Business conditions in India have deteriorated the most since the global financial crisis as the roll out of a nationwide sales tax disrupted supply and distribution links just months after Indian Prime Minister Narendra Modi’s cash ban roiled markets.
The Nikkei India Composite PMI Output Index fell to 46 last month from 52.7 in June, the steepest drop since March 2009, a report showed yesterday.
Activity in the key services sector plunged to 45.9 from from 53.1 — the lowest since September 2013 — after data showed manufacturing slumped the most since 2009.
A reading below 50 indicates contraction.

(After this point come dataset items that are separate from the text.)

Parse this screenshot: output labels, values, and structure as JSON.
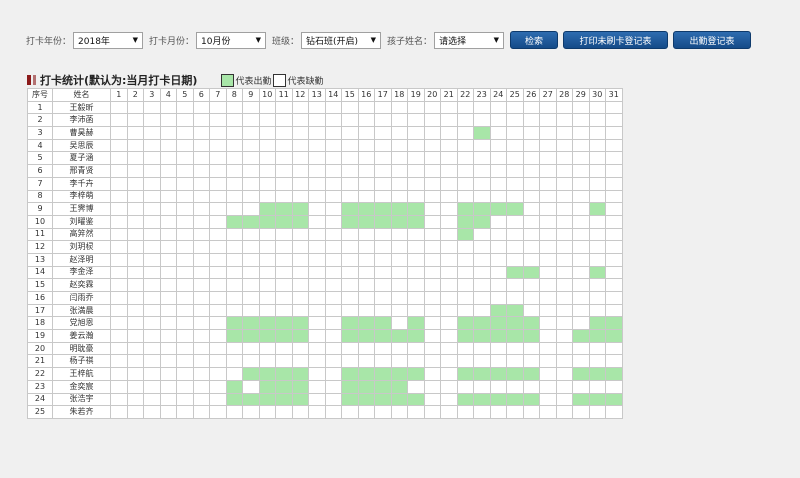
{
  "filters": {
    "year_label": "打卡年份：",
    "year_value": "2018年",
    "month_label": "打卡月份：",
    "month_value": "10月份",
    "class_label": "班级：",
    "class_value": "钻石班(开启)",
    "child_label": "孩子姓名：",
    "child_value": "请选择"
  },
  "buttons": {
    "search": "检索",
    "print_unswiped": "打印未刷卡登记表",
    "attendance_register": "出勤登记表"
  },
  "section": {
    "title": "打卡统计(默认为:当月打卡日期)",
    "legend_present": "代表出勤",
    "legend_absent": "代表缺勤"
  },
  "colors": {
    "present": "#a8e6a8",
    "button": "#1f5c9e",
    "title_mark": "#8b1a1a"
  },
  "table": {
    "col_index": "序号",
    "col_name": "姓名",
    "days": [
      "1",
      "2",
      "3",
      "4",
      "5",
      "6",
      "7",
      "8",
      "9",
      "10",
      "11",
      "12",
      "13",
      "14",
      "15",
      "16",
      "17",
      "18",
      "19",
      "20",
      "21",
      "22",
      "23",
      "24",
      "25",
      "26",
      "27",
      "28",
      "29",
      "30",
      "31"
    ],
    "rows": [
      {
        "no": "1",
        "name": "王毅昕",
        "present": []
      },
      {
        "no": "2",
        "name": "李沛菡",
        "present": []
      },
      {
        "no": "3",
        "name": "曹昊赫",
        "present": [
          23
        ]
      },
      {
        "no": "4",
        "name": "吴思辰",
        "present": []
      },
      {
        "no": "5",
        "name": "夏子涵",
        "present": []
      },
      {
        "no": "6",
        "name": "邢青贤",
        "present": []
      },
      {
        "no": "7",
        "name": "李千卉",
        "present": []
      },
      {
        "no": "8",
        "name": "李梓萌",
        "present": []
      },
      {
        "no": "9",
        "name": "王霁博",
        "present": [
          10,
          11,
          12,
          15,
          16,
          17,
          18,
          19,
          22,
          23,
          24,
          25,
          30
        ]
      },
      {
        "no": "10",
        "name": "刘曜鉴",
        "present": [
          8,
          9,
          10,
          11,
          12,
          15,
          16,
          17,
          18,
          19,
          22,
          23
        ]
      },
      {
        "no": "11",
        "name": "高笄然",
        "present": [
          22
        ]
      },
      {
        "no": "12",
        "name": "刘玥棂",
        "present": []
      },
      {
        "no": "13",
        "name": "赵泽明",
        "present": []
      },
      {
        "no": "14",
        "name": "李金泽",
        "present": [
          25,
          26,
          30
        ]
      },
      {
        "no": "15",
        "name": "赵奕霖",
        "present": []
      },
      {
        "no": "16",
        "name": "闫雨乔",
        "present": []
      },
      {
        "no": "17",
        "name": "张満晨",
        "present": [
          24,
          25
        ]
      },
      {
        "no": "18",
        "name": "党旭恩",
        "present": [
          8,
          9,
          10,
          11,
          12,
          15,
          16,
          17,
          19,
          22,
          23,
          24,
          25,
          26,
          30,
          31
        ]
      },
      {
        "no": "19",
        "name": "姜云瀚",
        "present": [
          8,
          9,
          10,
          11,
          12,
          15,
          16,
          17,
          18,
          19,
          22,
          23,
          24,
          25,
          26,
          29,
          30,
          31
        ]
      },
      {
        "no": "20",
        "name": "明耽豪",
        "present": []
      },
      {
        "no": "21",
        "name": "杨子祺",
        "present": []
      },
      {
        "no": "22",
        "name": "王梓航",
        "present": [
          9,
          10,
          11,
          12,
          15,
          16,
          17,
          18,
          19,
          22,
          23,
          24,
          25,
          26,
          29,
          30,
          31
        ]
      },
      {
        "no": "23",
        "name": "金奕宸",
        "present": [
          8,
          10,
          11,
          12,
          15,
          16,
          17,
          18
        ]
      },
      {
        "no": "24",
        "name": "张浩宇",
        "present": [
          8,
          9,
          10,
          11,
          12,
          15,
          16,
          17,
          18,
          19,
          22,
          23,
          24,
          25,
          26,
          29,
          30,
          31
        ]
      },
      {
        "no": "25",
        "name": "朱若齐",
        "present": []
      }
    ]
  }
}
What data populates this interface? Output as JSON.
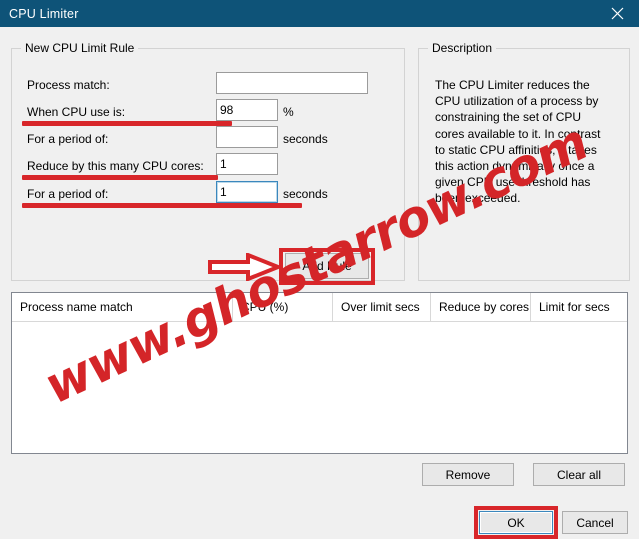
{
  "window": {
    "title": "CPU Limiter",
    "close_icon": "close-icon"
  },
  "groups": {
    "new_rule": {
      "legend": "New CPU Limit Rule"
    },
    "description": {
      "legend": "Description",
      "body": "The CPU Limiter reduces the CPU utilization of a process by constraining the set of CPU cores available to it. In contrast to static CPU affinities, it takes this action dynamically once a given CPU use threshold has been exceeded."
    }
  },
  "form": {
    "process_match": {
      "label": "Process match:",
      "value": "",
      "placeholder": ""
    },
    "cpu_use": {
      "label": "When CPU use is:",
      "value": "98",
      "unit": "%"
    },
    "cpu_period": {
      "label": "For a period of:",
      "value": "",
      "unit": "seconds"
    },
    "reduce_cores": {
      "label": "Reduce by this many CPU cores:",
      "value": "1",
      "unit": ""
    },
    "limit_period": {
      "label": "For a period of:",
      "value": "1",
      "unit": "seconds"
    },
    "add_rule_label": "Add Rule"
  },
  "listview": {
    "columns": [
      "Process name match",
      "CPU (%)",
      "Over limit secs",
      "Reduce by cores",
      "Limit for secs"
    ],
    "rows": []
  },
  "buttons": {
    "remove": "Remove",
    "clear_all": "Clear all",
    "ok": "OK",
    "cancel": "Cancel"
  },
  "watermark": {
    "text": "www.ghostarrow.com"
  },
  "colors": {
    "titlebar": "#0e5378",
    "annotation_red": "#d8262a",
    "watermark_red": "#d42528",
    "focus_blue": "#3b87bd",
    "dialog_bg": "#f0f0f0"
  }
}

“Private sector activity dipped for the first time since the demonetization shock” and “most of the contraction was attributed to the implementation of the goods and services tax and the confusion it caused,” IHS Markit principal economist Pollyanna De Lima said in the report.

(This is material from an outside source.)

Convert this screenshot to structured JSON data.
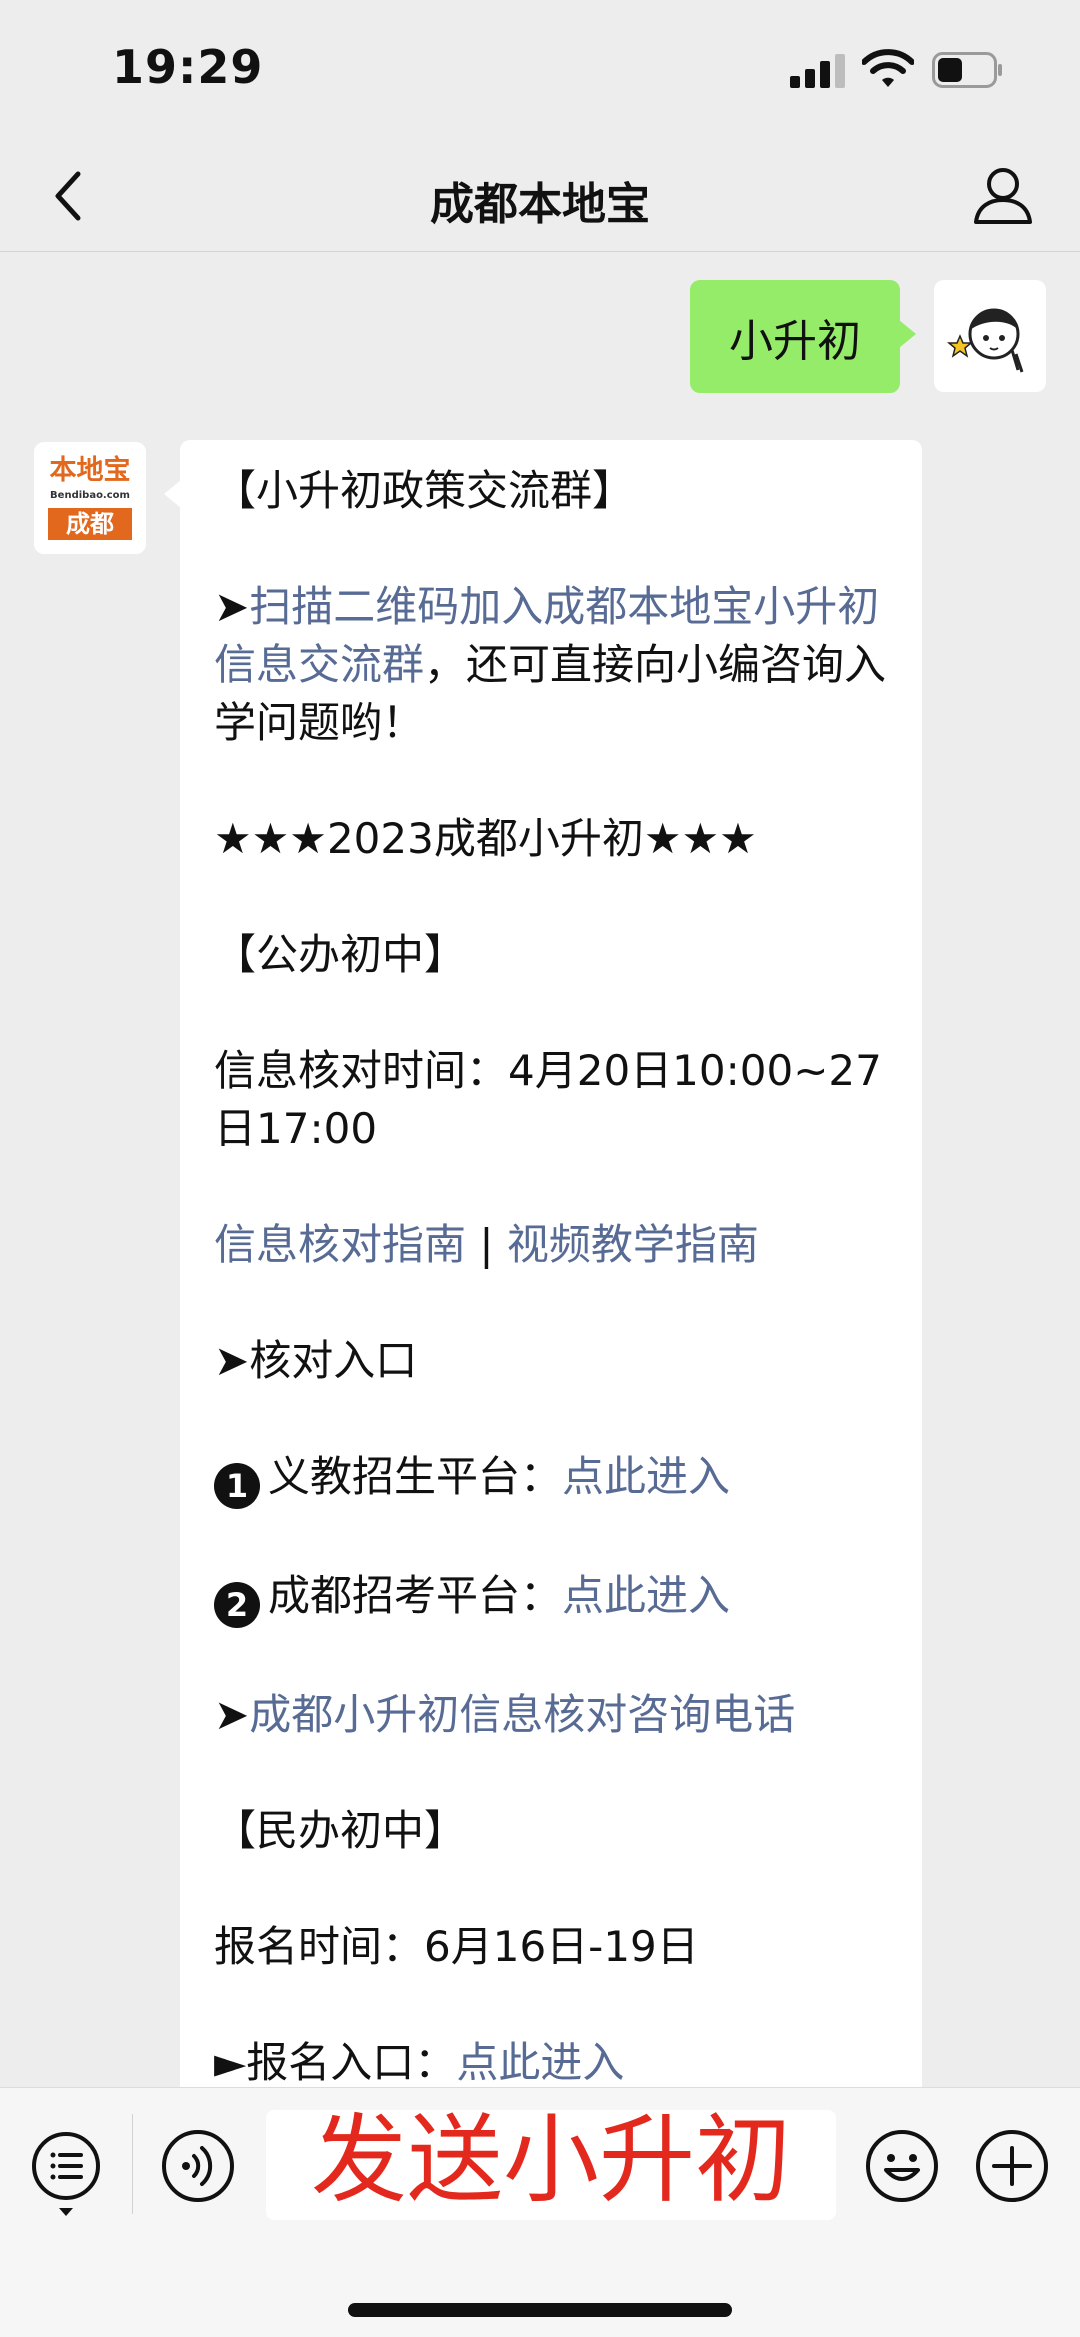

“Faced with fewer workloads, service providers and manufacturers lowered payroll numbers in July,” she said.
The data add to evidence of underlying weakness in one of the world’s fastest-growing economies.
The central bank on Wednesday cut rates to the lowest since 2010 and urged the government to speed up projects because there’s “an urgent need” to boost private investment.
However, rates of job shedding — while the fastest since early 2009 — were “slight overall,” according to the report.
Firms seem convinced that prospects will brighten as the GST regime becomes clearer, De Lima said.
In other related news, Germany’s economy slowed more than initially estimated at the start of the third quarter, leaving it trailing the euro region’s other large nations.
IHS Markit’s German composite Purchasing Managers Index for last month dropped to 54.7, down from 56.4 in June and missing the 55.1 flash reading.
That is a 10-month low and the first time in more than 12 years that the survey for Germany has lagged France, Italy and Spain.
The figures nevertheless indicate a solid quarterly growth of between 0.4 percent and 0.5 percent for the bloc’s largest economy.
In the euro area overall, the composite PMI fell to 55.7 last month, although the economy remains on track to sustain the speed of its expansion this quarter.